May I explain my difficulty? I agree entirely with the noble Viscount the Leader of the House that in the ordinary way we should follow the course which has so often been followed. We all endeavour to behave reasonably. I should not in an ordinary case have any objection to putting it over to the Report stage. But this is rather different. I have put down an Amendment, which I drafted as carefully as I could, and I did not under- stand the Lord Chancellor to say that the proposition which I am trying to lay down—though possibly I have not laid it down quite correctly—is a wrong proposition. Therefore I naturally want to take advantage of the fact that the Lord Chancellor has spoken as he has, with his usual consideration, to see whether or not the Amendment I put down ought to be put forward in Committee in a slightly different form. I think I ought to be allowed to do that on the Committee stage. One reason is that on the Report stage only one speech is possible. I do not want to keep interrupting. I dislike all this technicality as much as any noble Lord, but this should be done in the ordinary way in which these things are done in Committee. For my part, I am prepared to consider what the Lord Chancellor proposes, and in the light of that decide whether I desire to withdraw my Amendment or to move it in a different form. In the circumstances, I feel that my noble friend Lord Salisbury is right in proposing the adjournment of the Committee stage.

VISCOUNT ADDISON

I have been informed of another point—namely, that if neither of these Amendments was put in now there would not be a Report stage, which would be quite unfair. Of course, I do not want to press that point. May I suggest that we do our best to reach an agreement? If we can agree at a further Committee stage, then perhaps noble Lords will be willing to have abbreviated proceedings on the Report stage. I am thinking only of the timetable. If we could have an understanding of that kind I should be quite agreeable to an adjournment of the Committee stage.

THE MARQUESS OF SALISBURY

I can assure the noble Viscount that it is not our object to obstruct this Bill in any way.
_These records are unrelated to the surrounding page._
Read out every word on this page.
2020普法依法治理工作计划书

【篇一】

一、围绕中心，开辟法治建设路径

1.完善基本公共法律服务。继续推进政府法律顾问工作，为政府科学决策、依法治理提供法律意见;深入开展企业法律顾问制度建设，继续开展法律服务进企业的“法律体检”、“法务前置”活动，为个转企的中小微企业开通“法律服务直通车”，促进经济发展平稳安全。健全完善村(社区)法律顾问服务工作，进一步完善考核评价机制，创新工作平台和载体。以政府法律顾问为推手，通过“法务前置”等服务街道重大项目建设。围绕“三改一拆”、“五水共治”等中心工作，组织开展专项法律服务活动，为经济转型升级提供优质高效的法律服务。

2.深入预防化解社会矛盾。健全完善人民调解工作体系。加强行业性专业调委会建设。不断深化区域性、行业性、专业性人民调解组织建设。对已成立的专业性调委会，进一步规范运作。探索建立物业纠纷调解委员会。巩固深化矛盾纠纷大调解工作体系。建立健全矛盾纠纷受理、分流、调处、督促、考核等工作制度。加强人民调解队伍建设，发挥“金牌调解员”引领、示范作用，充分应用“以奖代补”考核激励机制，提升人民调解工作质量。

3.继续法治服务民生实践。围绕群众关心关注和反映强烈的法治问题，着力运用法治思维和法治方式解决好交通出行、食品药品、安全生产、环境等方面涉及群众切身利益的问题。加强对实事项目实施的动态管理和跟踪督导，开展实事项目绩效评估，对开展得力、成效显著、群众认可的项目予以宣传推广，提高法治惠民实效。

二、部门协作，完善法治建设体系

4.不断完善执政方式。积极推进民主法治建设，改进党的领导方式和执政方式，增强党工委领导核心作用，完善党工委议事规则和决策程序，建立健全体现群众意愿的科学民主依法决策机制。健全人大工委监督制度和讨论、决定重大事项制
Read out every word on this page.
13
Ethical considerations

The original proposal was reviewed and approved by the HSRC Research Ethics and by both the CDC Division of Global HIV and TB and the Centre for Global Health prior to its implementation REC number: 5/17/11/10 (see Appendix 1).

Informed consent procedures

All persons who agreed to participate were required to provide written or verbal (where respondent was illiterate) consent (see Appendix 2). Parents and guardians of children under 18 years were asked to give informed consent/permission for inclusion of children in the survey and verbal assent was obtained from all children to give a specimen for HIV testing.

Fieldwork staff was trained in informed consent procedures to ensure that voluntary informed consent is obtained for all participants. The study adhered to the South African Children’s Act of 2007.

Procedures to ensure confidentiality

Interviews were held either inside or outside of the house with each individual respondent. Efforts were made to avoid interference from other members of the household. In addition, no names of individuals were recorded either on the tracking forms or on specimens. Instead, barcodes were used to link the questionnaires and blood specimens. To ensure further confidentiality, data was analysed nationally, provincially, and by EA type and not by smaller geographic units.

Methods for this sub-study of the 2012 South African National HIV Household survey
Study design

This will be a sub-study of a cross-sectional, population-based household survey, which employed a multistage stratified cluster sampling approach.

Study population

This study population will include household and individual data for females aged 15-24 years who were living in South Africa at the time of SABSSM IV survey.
Clearly, if the matter is threshed out on an adjourned Committee stage there is likely to be less discussion on the Report stage. The alternative is to leave this to the Report stage, and we shall then have to have a long discussion. For the reasons which have already been given, I think that would be a mistake. I can give the noble Viscount the Leader of the House an undertaking that we will make the Report stage as short as we can—for all I know, it may be very short indeed. There may be points which will have to be discussed—the noble Viscount will understand that—but we shall do our best to facilitate further proceedings on the Bill.

VISCOUNT ADDISON

In those circumstances, I beg to move that the House do now resume.

Moved, That the House do now resume.—(Viscount Addison.)

On Question, Motion agreed to, and House resumed accordingly.